Fireworks Safety




When Things go BOOM in the Night - Fireworks Safety


The Independence Day weekend is upon us, and for most of us, the Fourth of July is a time to enjoy the company of family and friends, having fun and creating memories - whether at home, camping at the lake, or vacationing across the country!


But for some families, the festive holiday quickly becomes a nightmare. Homes each year in Missouri are damaged by wayward fireworks. Thousands of people are injured in accidents.


At Smart Insurance, we want your holiday to be happy, but also safe. So here are some tips to help you protect yourself and your property on the Fourth.


Protecting yourself (and others)

· To practically eliminate the risk of injury, don’t use consumer fireworks. Attend a public display conducted by professionals in many Southwest Missouri communities!

· However, we know many of you will buy your own so please...always follow instructions. Do not attempt to re-light “duds” or create homemade fireworks.

· Protect yourself. For those who are lighting fireworks, safety glasses are important as well as keeping your fireworks stash away from the staging area. And don't forget to have plenty of water on hand for any fiery ash!

· Closely monitor children around even the smallest of fireworks! Sparklers, which burn at more than 1,000 degrees, can cause third-degree burns. Kids under the age of 15 account for approximately 40% of fireworks injuries, according to the U.S. Fire Administration.

· A responsible adult should always be present when children - even teenagers - are around fireworks. More than half of fireworks injuries happen to those younger than 20 years old.


Protecting your home

· According to the National Fire Protection Association, the best way to protect your home is to not use fireworks at home.

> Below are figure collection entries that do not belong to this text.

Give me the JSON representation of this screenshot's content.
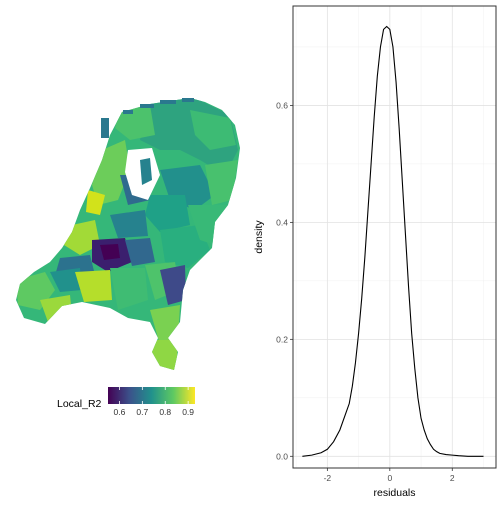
{
  "map": {
    "legend_title": "Local_R2",
    "legend_ticks": [
      "0.6",
      "0.7",
      "0.8",
      "0.9"
    ],
    "legend_tick_values": [
      0.6,
      0.7,
      0.8,
      0.9
    ],
    "legend_range": [
      0.55,
      0.93
    ],
    "colormap": [
      "#440154",
      "#3b528b",
      "#21918c",
      "#5ec962",
      "#fde725"
    ]
  },
  "chart_data": {
    "type": "line",
    "title": "",
    "xlabel": "residuals",
    "ylabel": "density",
    "xlim": [
      -3.1,
      3.4
    ],
    "ylim": [
      -0.02,
      0.77
    ],
    "x_ticks": [
      -2,
      0,
      2
    ],
    "x_tick_labels": [
      "-2",
      "0",
      "2"
    ],
    "y_ticks": [
      0.0,
      0.2,
      0.4,
      0.6
    ],
    "y_tick_labels": [
      "0.0",
      "0.2",
      "0.4",
      "0.6"
    ],
    "grid": true,
    "line_color": "#000000",
    "series": [
      {
        "x": [
          -2.8,
          -2.5,
          -2.2,
          -2.0,
          -1.8,
          -1.6,
          -1.4,
          -1.3,
          -1.2,
          -1.1,
          -1.0,
          -0.9,
          -0.8,
          -0.7,
          -0.6,
          -0.5,
          -0.4,
          -0.3,
          -0.2,
          -0.1,
          0.0,
          0.1,
          0.2,
          0.3,
          0.4,
          0.5,
          0.6,
          0.7,
          0.8,
          0.9,
          1.0,
          1.1,
          1.2,
          1.3,
          1.4,
          1.5,
          1.6,
          1.8,
          2.0,
          2.2,
          2.5,
          3.0
        ],
        "y": [
          0.0,
          0.002,
          0.006,
          0.012,
          0.025,
          0.045,
          0.075,
          0.09,
          0.12,
          0.16,
          0.21,
          0.27,
          0.34,
          0.42,
          0.5,
          0.58,
          0.65,
          0.7,
          0.73,
          0.735,
          0.73,
          0.7,
          0.64,
          0.56,
          0.47,
          0.38,
          0.29,
          0.21,
          0.15,
          0.1,
          0.065,
          0.045,
          0.03,
          0.02,
          0.012,
          0.008,
          0.005,
          0.003,
          0.002,
          0.001,
          0.0,
          0.0
        ]
      }
    ]
  }
}
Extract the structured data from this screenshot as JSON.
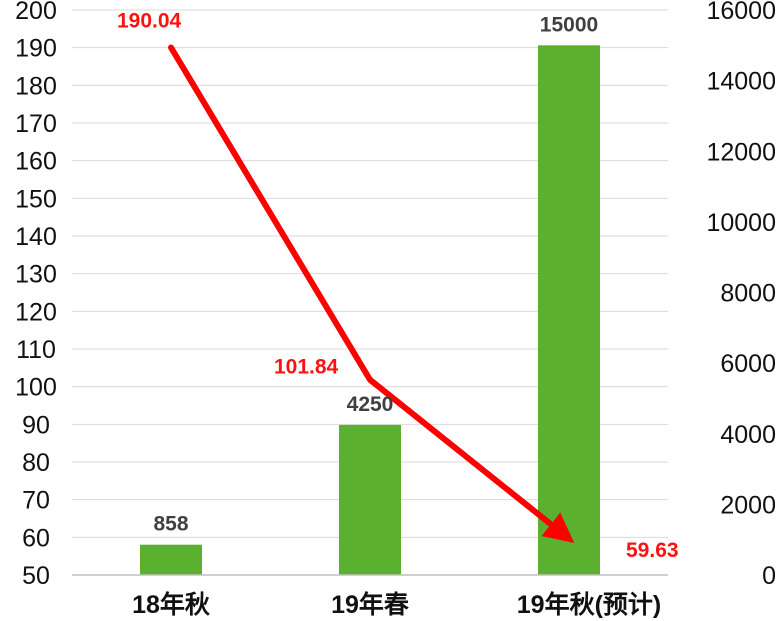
{
  "chart_data": {
    "type": "bar",
    "categories": [
      "18年秋",
      "19年春",
      "19年秋(预计)"
    ],
    "series": [
      {
        "kind": "bar",
        "axis": "right",
        "values": [
          858,
          4250,
          15000
        ],
        "color": "#5bb12f",
        "labels": [
          "858",
          "4250",
          "15000"
        ]
      },
      {
        "kind": "line",
        "axis": "left",
        "values": [
          190.04,
          101.84,
          59.63
        ],
        "color": "#ff0000",
        "labels": [
          "190.04",
          "101.84",
          "59.63"
        ],
        "arrow_end": true
      }
    ],
    "left_axis": {
      "min": 50,
      "max": 200,
      "step": 10,
      "tick_labels": [
        "50",
        "60",
        "70",
        "80",
        "90",
        "100",
        "110",
        "120",
        "130",
        "140",
        "150",
        "160",
        "170",
        "180",
        "190",
        "200"
      ]
    },
    "right_axis": {
      "min": 0,
      "max": 16000,
      "step": 2000,
      "tick_labels": [
        "0",
        "2000",
        "4000",
        "6000",
        "8000",
        "10000",
        "12000",
        "14000",
        "16000"
      ]
    },
    "grid": true,
    "legend": "none"
  }
}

· Remember, fireworks can cause grass fires and other types of blazes as well. Make sure you light fireworks in a safe area, away from homes and buildings, as well as other combustible material. Keep a fire extinguisher nearby in case of emergency.

· Look out for tree limbs or bushes that could catch fire. Trimming vegetation to keep it away from your home is a good idea anyway, but it could save you from a catastrophic fire on the Fourth of July.

· If your gutters have accumulated leaves, pine needles or other flammable material, clean them before using fireworks near your home.

· Finally, if you won’t be home on the holiday, ask a neighbor to keep an eye on your house if others in your neighborhood will be using fireworks.


With some common sense and planning, the Fourth of July can be both safe and enjoyable for everyone. Whether you’re staying at home or heading out, we hope you have a wonderful time celebrating our independence!